Summertime can be a difficult balance for families between relaxation and activities. Most kids are resistant to doing work in favor of having fun, but boredom can quickly set in. And most parents want their kids to be somewhat productive in the summer, yet still enjoy the freedom of a long break.
One way to avoid these conflict pileups is to actually make some piles. Summer is an excellent time for family members to clean out some possessions that have lost their use or value and pile them up for re-purpose or donations. This is an opportunity to encourage a sense of community, volunteerism, and environmental awareness for everyone involved.
Beginning any project can be difficult, so it’s important to set goals and a timeline. Parents and kids can research community organizations, and which donated items they are seeking. For example, some police departments accept donations of gently used stuffed animals to give to children in high-stress situations. Other rescue groups may encourage donations of household goods or clothing.

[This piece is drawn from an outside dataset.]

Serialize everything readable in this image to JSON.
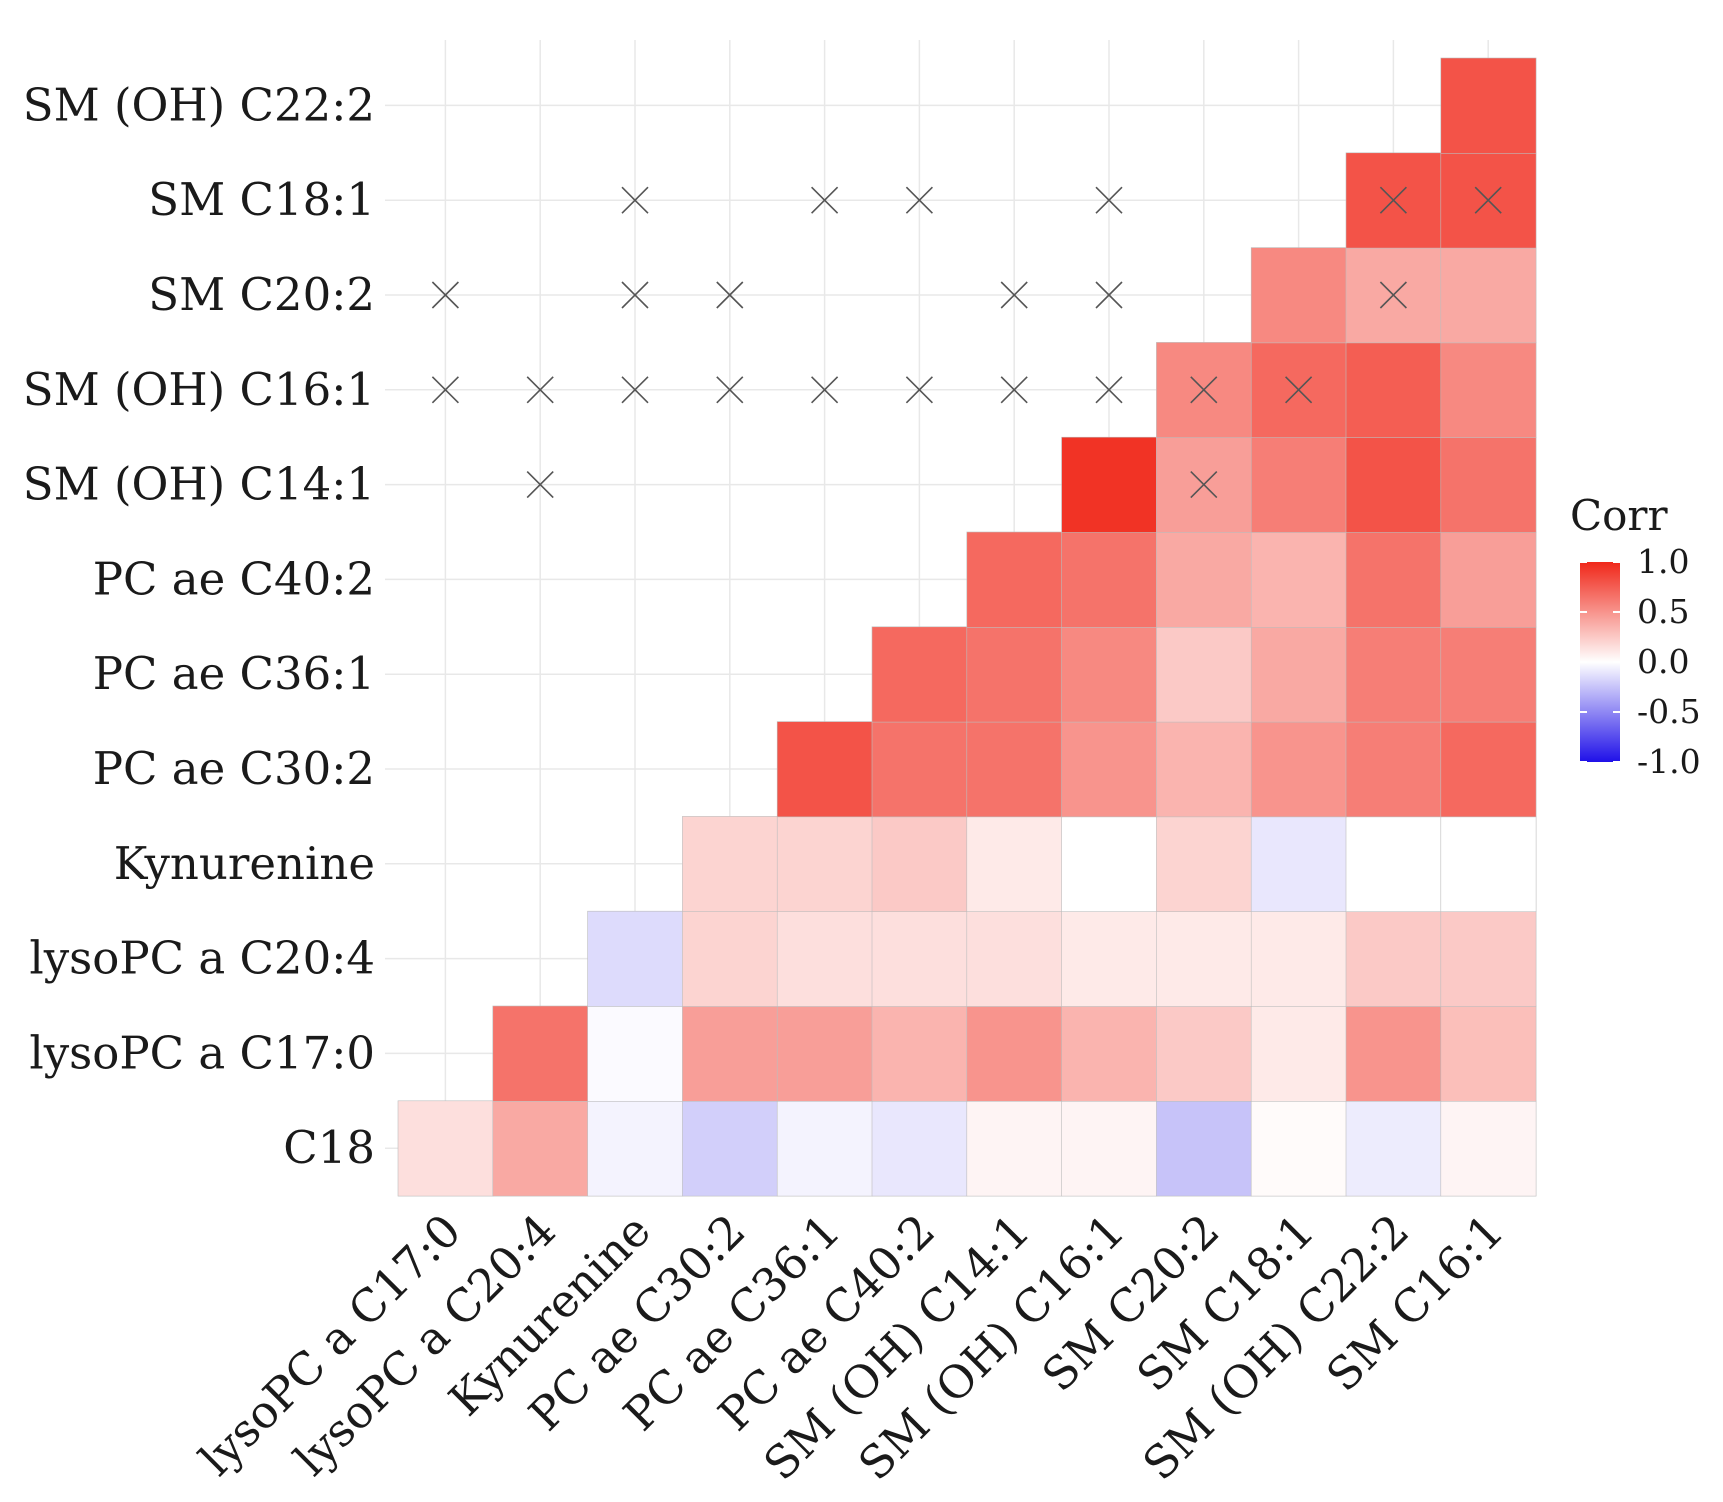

Families can choose one or more “categories” of belongings to donate as a means and goal of community support, gather items to give, and then set a donation day to deliver and celebrate. This can be the start of a summer tradition of contribution and awareness of how much “stuff” people acquire that isn’t highly valued or used.
Getting rid of possessions may be challenging for people of all ages. Little ones may not understand the idea of donating to those less fortunate. Adolescents may be reluctant to give away their things, especially if they feel attached to them. Even adults can be overwhelmed with sentimentality or the idea that they “might need it later.”
This type of summer clean-out is a learning process for everyone. It’s important to start small and keep in mind the ripple effect of contribution. One way to make the tough decision of what to donate easier is to assign a “value” system. For each category of items, family members can assign a numerical value that reflects importance, necessity, or sentimentality. If the number value of an item is high, then it stays. If the number value of an item is low, then it goes.
For example, if a family wishes to clear out some board games for donation, they can take each game and value it with a number. If a game is played often and brings back fond memories, the number value would be high, and the game would stay. However, if a game has been outgrown and is rarely played with, the number value would be low, and the game could be passed on to another family rather than just taking up space in the home environment.
Hopefully, most family members will feel internal reward for giving to others and creating more breathing space in the home. However, like the value system for donations, it’s also important to have a tangible reward that everyone can remember and enjoy. This reward could be going out for pizza or ice cream on donation day, or even creating a small scrapbook page to mark the clean-out tradition. Family members could write their thoughts in a shared notebook about the experience of working together, helping the community, and reducing unneeded or unwanted possessions.
Recording and commemorating the summer clean-out will create memories that may last longer than most possessions, and hopefully inspire future community contributions and volunteerism.